Thursday, April 4, 2013

Darkwing Duck, Season One, Episode Forty-Three: "Dances with Bigfoot"

…so it can't REALLY be the case that this episode features the line "that's the snack god!  As in, the favorite meal of the Clinton god!" can it?  If nothing else, surely this was a year or so early for a Clinton joke to have much currency?  Hmm.

Well, it seems Gosalyn wants to be a superhero too, and she has this rather chic red and black "Crimson Quackette" ensemble she's put together.  Drake is less than supportive of this notion, but then the next day, OMG, he disappears, and it's up to her and Honker to find him.  I like the first part which is just the two of them together; they have a good give-and-take, and frankly, I'm finding lately that DW himself often kinda gets on my nerves--a little of that incomptence/massive egoism goes a LONG way.  This first part also features my favorite line: "Bored with your dumb job?  You can become a zeppelin operator today!"  

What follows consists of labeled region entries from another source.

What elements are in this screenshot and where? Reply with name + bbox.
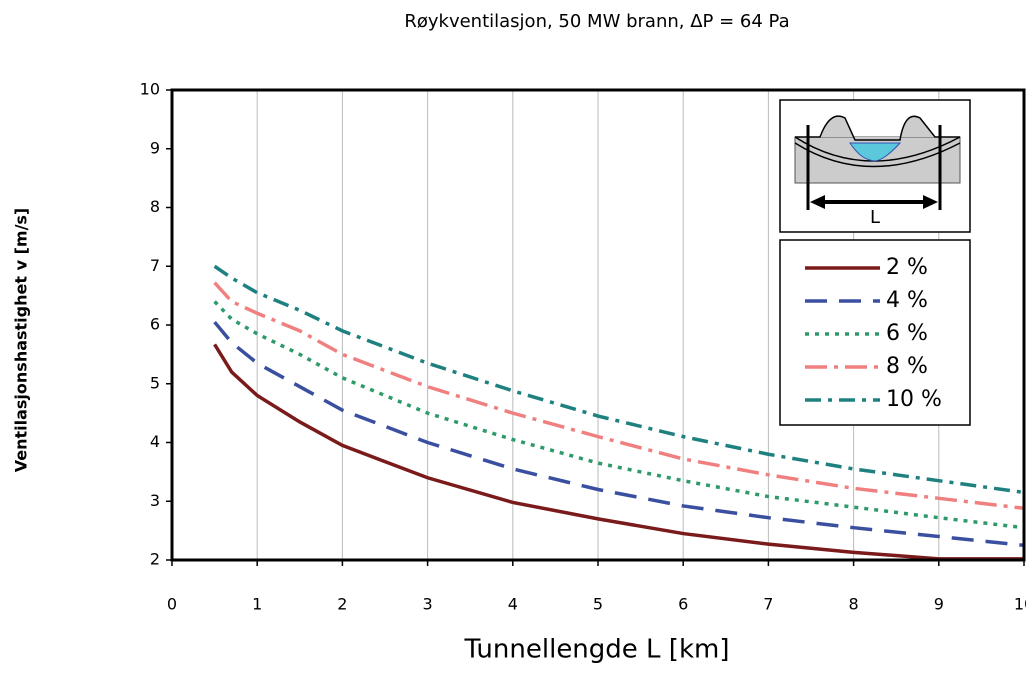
series-line (213, 343, 1024, 561)
inset-diagram: L (779, 99, 971, 233)
legend-label: 2 % (886, 255, 928, 280)
x-tick-label: 5 (593, 595, 603, 614)
plot-frame (170, 88, 1026, 562)
y-tick-label: 10 (140, 80, 160, 99)
y-axis-label: Ventilasjonshastighet v [m/s] (12, 208, 31, 473)
x-tick-label: 7 (763, 595, 773, 614)
y-tick-label: 5 (150, 373, 160, 392)
series-line (213, 320, 1025, 548)
legend-label: 4 % (886, 288, 928, 313)
x-tick-label: 9 (934, 595, 944, 614)
chart-title: Røykventilasjon, 50 MW brann, ΔP = 64 Pa (404, 11, 789, 32)
x-tick-label: 0 (167, 595, 177, 614)
x-tick-label: 3 (423, 595, 433, 614)
x-tick-label: 2 (337, 595, 347, 614)
x-tick-label: 4 (508, 595, 518, 614)
series-line (213, 300, 1025, 530)
x-tick-label: 6 (678, 595, 688, 614)
series-line (213, 281, 1025, 511)
x-tick-label: 1 (252, 595, 262, 614)
y-tick-label: 8 (150, 197, 160, 216)
legend-label: 10 % (886, 387, 942, 412)
y-tick-label: 9 (150, 138, 160, 157)
inset-label: L (870, 207, 880, 228)
y-tick-label: 3 (150, 491, 160, 510)
y-tick-label: 7 (150, 256, 160, 275)
y-tick-label: 6 (150, 315, 160, 334)
y-tick-label: 4 (150, 432, 160, 451)
x-axis-label: Tunnellengde L [km] (464, 635, 730, 665)
x-tick-label: 8 (849, 595, 859, 614)
legend-label: 8 % (886, 354, 928, 379)
x-tick-label: 10 (1014, 595, 1026, 614)
legend-label: 6 % (886, 321, 928, 346)
y-tick-label: 2 (150, 550, 160, 569)
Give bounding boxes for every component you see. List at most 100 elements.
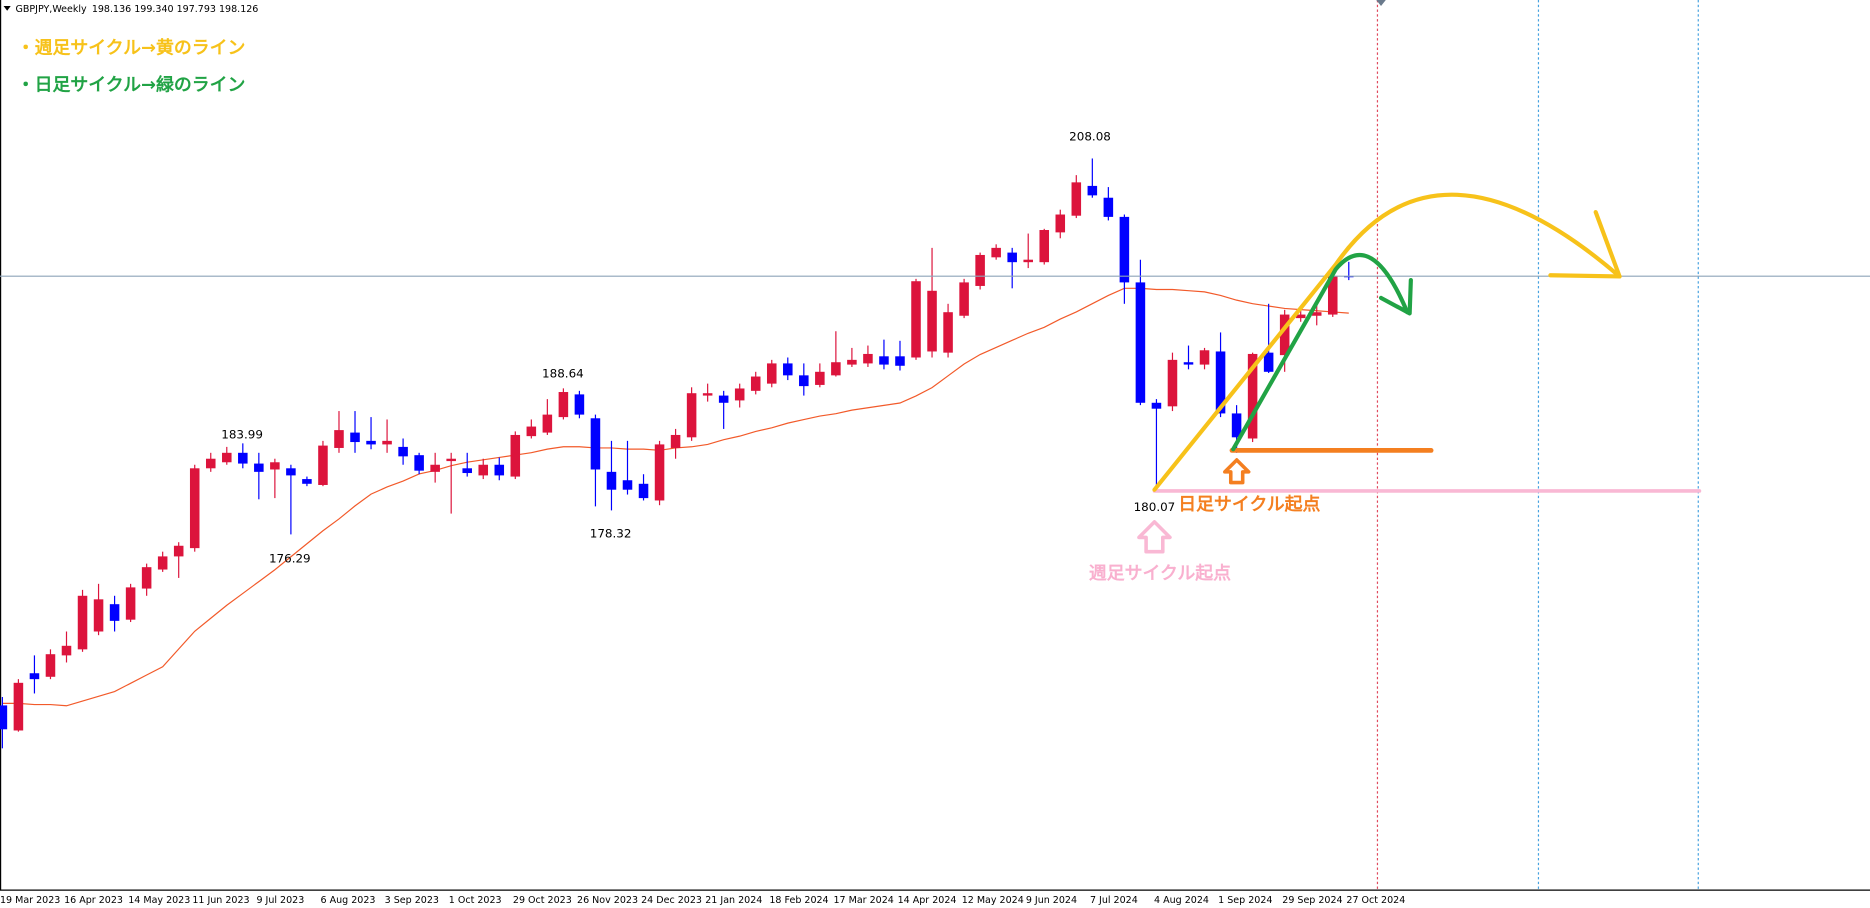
candle-body	[414, 455, 424, 471]
x-tick-label: 24 Dec 2023	[641, 895, 702, 906]
candle-body	[510, 434, 521, 477]
candle-body	[318, 445, 328, 485]
price-label: 178.32	[590, 526, 632, 540]
candle-body	[446, 458, 456, 462]
candle-body	[93, 599, 104, 632]
candle-body	[1071, 182, 1082, 216]
candle-body	[750, 376, 761, 391]
x-tick-label: 4 Aug 2024	[1154, 895, 1209, 906]
candle-body	[1023, 259, 1033, 263]
x-tick-label: 7 Jul 2024	[1090, 895, 1138, 906]
annotations	[1137, 192, 1702, 554]
candle-body	[606, 471, 617, 490]
shift-marker	[1376, 0, 1386, 6]
x-tick-label: 29 Oct 2023	[513, 895, 572, 906]
candle-body	[718, 395, 729, 403]
ohlc: 198.136 199.340 197.793 198.126	[92, 4, 259, 15]
candle-body	[847, 359, 857, 365]
annotation-text: 日足サイクル起点	[1178, 493, 1320, 515]
x-tick-label: 3 Sep 2023	[385, 895, 439, 906]
candle-body	[815, 371, 825, 385]
candle-body	[238, 452, 248, 464]
candle-body	[1151, 402, 1162, 409]
candle-body	[430, 464, 440, 472]
candle-body	[1295, 314, 1306, 319]
candle-body	[1247, 353, 1258, 439]
price-label: 188.64	[542, 367, 584, 381]
candle-body	[1311, 312, 1322, 316]
candle-body	[895, 356, 905, 366]
x-tick-label: 1 Sep 2024	[1218, 895, 1272, 906]
plot	[0, 158, 1870, 749]
candle-body	[670, 434, 681, 448]
x-tick-label: 26 Nov 2023	[577, 895, 638, 906]
candle-body	[863, 353, 873, 364]
candle-body	[109, 604, 120, 621]
candle-body	[29, 673, 40, 680]
candle-body	[574, 394, 585, 415]
candle-body	[1215, 351, 1226, 414]
candle-body	[1055, 214, 1066, 233]
candle-body	[270, 462, 280, 470]
x-tick-label: 9 Jun 2024	[1026, 895, 1077, 906]
x-tick-label: 6 Aug 2023	[321, 895, 376, 906]
x-tick-label: 27 Oct 2024	[1346, 895, 1405, 906]
candle-body	[77, 595, 88, 650]
x-tick-label: 9 Jul 2023	[256, 895, 304, 906]
candle-body	[45, 654, 56, 677]
candle-body	[558, 392, 569, 418]
daily-start-arrow	[1223, 458, 1251, 485]
candle-body	[1279, 314, 1290, 356]
candle-body	[334, 430, 344, 448]
symbol: GBPJPY,Weekly	[16, 4, 88, 15]
x-tick-label: 21 Jan 2024	[705, 895, 762, 906]
weekly-start-arrow	[1137, 520, 1172, 554]
candle-body	[302, 479, 312, 484]
candle-body	[1263, 352, 1274, 372]
price-label: 176.29	[269, 551, 311, 565]
candle-body	[1199, 350, 1210, 365]
candle-body	[1231, 413, 1242, 438]
candle-body	[1119, 216, 1130, 283]
candle-body	[13, 682, 24, 731]
candle-body	[157, 556, 168, 570]
candle-body	[1007, 252, 1017, 263]
price-label: 183.99	[221, 428, 263, 442]
legend-note: ・週足サイクル→黄のライン	[17, 37, 246, 59]
candle-body	[478, 464, 489, 476]
candle-body	[254, 463, 264, 472]
candle-body	[61, 645, 72, 656]
candle-body	[975, 254, 985, 286]
candle-body	[350, 432, 360, 443]
x-tick-label: 29 Sep 2024	[1282, 895, 1342, 906]
candle-body	[141, 567, 152, 589]
candle-body	[1103, 197, 1114, 217]
candle-body	[286, 468, 296, 476]
candle-body	[654, 444, 665, 501]
candle-body	[622, 480, 633, 490]
candle-body	[831, 362, 841, 376]
candle-body	[398, 446, 408, 457]
candle-body	[462, 468, 472, 474]
candle-body	[1087, 185, 1098, 196]
x-tick-label: 19 Mar 2023	[0, 895, 60, 906]
candle-body	[382, 440, 392, 445]
candle-body	[222, 452, 232, 463]
menu-icon	[3, 5, 11, 11]
x-tick-label: 1 Oct 2023	[449, 895, 502, 906]
candle-body	[205, 458, 216, 469]
candle-body	[911, 281, 921, 358]
candle-body	[686, 393, 697, 438]
candle-body	[1167, 359, 1178, 407]
weekly-cycle-curve	[1152, 192, 1622, 492]
candle-body	[702, 393, 713, 396]
candle-body	[638, 483, 649, 499]
candle-body	[734, 388, 745, 401]
x-tick-label: 18 Feb 2024	[769, 895, 828, 906]
candle-body	[0, 705, 8, 730]
candle-body	[1183, 362, 1194, 365]
candle-body	[526, 426, 537, 437]
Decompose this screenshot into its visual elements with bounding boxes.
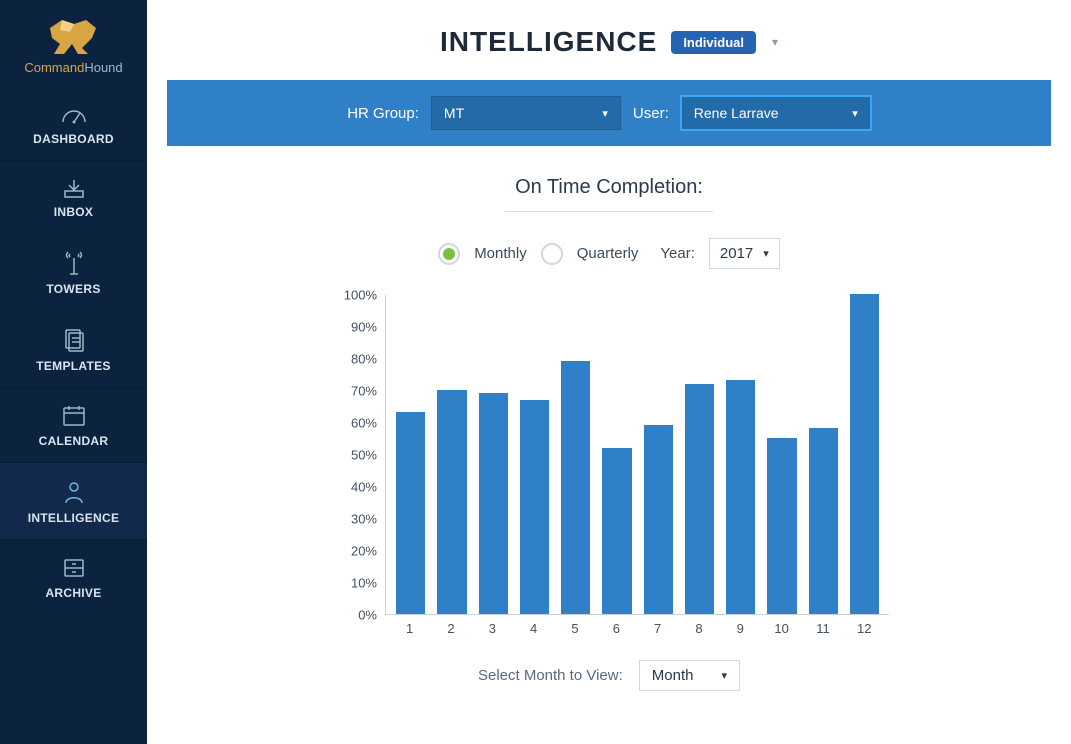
sidebar-item-templates[interactable]: TEMPLATES xyxy=(0,311,147,388)
page-header: INTELLIGENCE Individual ▾ xyxy=(167,0,1051,80)
bar[interactable] xyxy=(809,428,838,614)
calendar-icon xyxy=(61,404,87,428)
sidebar: CommandHound DASHBOARD INBOX TOWERS xyxy=(0,0,147,744)
inbox-icon xyxy=(61,177,87,199)
chevron-down-icon[interactable]: ▾ xyxy=(772,35,778,49)
sidebar-item-towers[interactable]: TOWERS xyxy=(0,234,147,311)
x-tick: 3 xyxy=(478,621,507,636)
bar[interactable] xyxy=(644,425,673,614)
hr-group-value: MT xyxy=(444,105,464,121)
sidebar-item-label: TOWERS xyxy=(0,282,147,296)
chevron-down-icon: ▾ xyxy=(721,669,727,682)
page-title: INTELLIGENCE xyxy=(440,26,657,58)
chevron-down-icon: ▾ xyxy=(763,247,769,260)
hr-group-label: HR Group: xyxy=(347,105,419,122)
person-icon xyxy=(62,479,86,505)
sidebar-item-intelligence[interactable]: INTELLIGENCE xyxy=(0,463,147,540)
bar[interactable] xyxy=(437,390,466,614)
chart-title: On Time Completion: xyxy=(515,176,703,205)
sidebar-item-label: INBOX xyxy=(0,205,147,219)
y-tick: 20% xyxy=(351,544,377,559)
sidebar-item-label: TEMPLATES xyxy=(0,359,147,373)
chart-section: On Time Completion: Monthly Quarterly Ye… xyxy=(167,146,1051,691)
main-content: INTELLIGENCE Individual ▾ HR Group: MT ▾… xyxy=(147,0,1071,744)
x-tick: 11 xyxy=(808,621,837,636)
logo-text-2: Hound xyxy=(84,60,122,75)
gauge-icon xyxy=(60,104,88,126)
monthly-label: Monthly xyxy=(474,245,527,262)
archive-icon xyxy=(61,556,87,580)
sidebar-item-dashboard[interactable]: DASHBOARD xyxy=(0,88,147,161)
sidebar-item-label: INTELLIGENCE xyxy=(0,511,147,525)
sidebar-item-archive[interactable]: ARCHIVE xyxy=(0,540,147,615)
mode-badge[interactable]: Individual xyxy=(671,31,756,54)
chevron-down-icon: ▾ xyxy=(602,107,608,120)
bar[interactable] xyxy=(561,361,590,614)
year-select[interactable]: 2017 ▾ xyxy=(709,238,780,269)
y-tick: 80% xyxy=(351,352,377,367)
bar[interactable] xyxy=(726,380,755,614)
templates-icon xyxy=(62,327,86,353)
x-tick: 10 xyxy=(767,621,796,636)
y-tick: 70% xyxy=(351,384,377,399)
sidebar-item-calendar[interactable]: CALENDAR xyxy=(0,388,147,463)
sidebar-item-label: CALENDAR xyxy=(0,434,147,448)
filter-bar: HR Group: MT ▾ User: Rene Larrave ▾ xyxy=(167,80,1051,146)
hr-group-select[interactable]: MT ▾ xyxy=(431,96,621,130)
y-tick: 60% xyxy=(351,416,377,431)
month-select[interactable]: Month ▾ xyxy=(639,660,740,691)
month-selector-row: Select Month to View: Month ▾ xyxy=(167,660,1051,691)
x-tick: 1 xyxy=(395,621,424,636)
quarterly-label: Quarterly xyxy=(577,245,639,262)
bar[interactable] xyxy=(520,400,549,614)
hound-icon xyxy=(42,14,106,56)
y-axis: 100%90%80%70%60%50%40%30%20%10%0% xyxy=(329,295,385,615)
tower-icon xyxy=(61,250,87,276)
bar[interactable] xyxy=(396,412,425,614)
y-tick: 10% xyxy=(351,576,377,591)
y-tick: 30% xyxy=(351,512,377,527)
bar[interactable] xyxy=(685,384,714,614)
completion-chart: 100%90%80%70%60%50%40%30%20%10%0% 123456… xyxy=(329,295,889,636)
select-month-label: Select Month to View: xyxy=(478,667,623,684)
plot-area xyxy=(385,295,889,615)
y-tick: 40% xyxy=(351,480,377,495)
x-tick: 9 xyxy=(726,621,755,636)
y-tick: 100% xyxy=(344,288,377,303)
x-tick: 5 xyxy=(560,621,589,636)
bar[interactable] xyxy=(850,294,879,614)
y-tick: 50% xyxy=(351,448,377,463)
logo[interactable]: CommandHound xyxy=(0,0,147,88)
x-tick: 4 xyxy=(519,621,548,636)
chevron-down-icon: ▾ xyxy=(852,107,858,120)
x-axis: 123456789101112 xyxy=(385,615,889,636)
x-tick: 2 xyxy=(436,621,465,636)
sidebar-item-label: DASHBOARD xyxy=(0,132,147,146)
sidebar-item-label: ARCHIVE xyxy=(0,586,147,600)
year-value: 2017 xyxy=(720,245,753,262)
user-select[interactable]: Rene Larrave ▾ xyxy=(681,96,871,130)
user-value: Rene Larrave xyxy=(694,105,779,121)
x-tick: 6 xyxy=(602,621,631,636)
user-label: User: xyxy=(633,105,669,122)
year-label: Year: xyxy=(660,245,694,262)
sidebar-item-inbox[interactable]: INBOX xyxy=(0,161,147,234)
y-tick: 90% xyxy=(351,320,377,335)
monthly-radio[interactable] xyxy=(438,243,460,265)
x-tick: 8 xyxy=(684,621,713,636)
y-tick: 0% xyxy=(358,608,377,623)
x-tick: 12 xyxy=(850,621,879,636)
month-select-value: Month xyxy=(652,667,694,684)
bar[interactable] xyxy=(602,448,631,614)
period-selector: Monthly Quarterly Year: 2017 ▾ xyxy=(167,238,1051,269)
x-tick: 7 xyxy=(643,621,672,636)
logo-text-1: Command xyxy=(24,60,84,75)
bar[interactable] xyxy=(479,393,508,614)
quarterly-radio[interactable] xyxy=(541,243,563,265)
bar[interactable] xyxy=(767,438,796,614)
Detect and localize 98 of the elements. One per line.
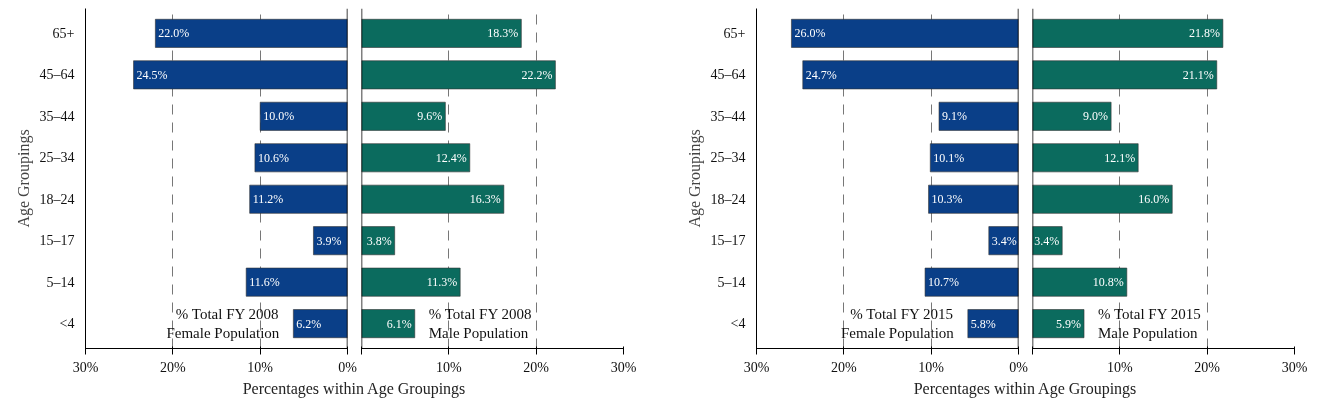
bar [293,309,348,339]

Be that as it may, they eventually, inevitably find him.  It turns out he's been captured by…savage natives who are going to sacrifice him to a volcano god, and it never ceases to baffle me that cartoons--in the nineties, fercryinoutloud--were able to get away with the kind of thing that would get old comics banned for all eternity (or at least until Fantagraphics' magic diplomacy made itself felt).  Not that I'm exactly viscerally offended by it, but it's certainly tasteless and not very clever, though admittedly there are a few amusing moments, as when Honker tries to frighten them away by shining a flashlight under his face only to have them retaliate by blasting him with klieg lights, or when our heroes are going to fly away only to have them pile into a passenger plane that they just happen to have lying around.  On the whole, though, I found the first part of this much more engaging than the second.  I kind of wish the writers were a bit more willing more often to concentrate on the secondary characters like that.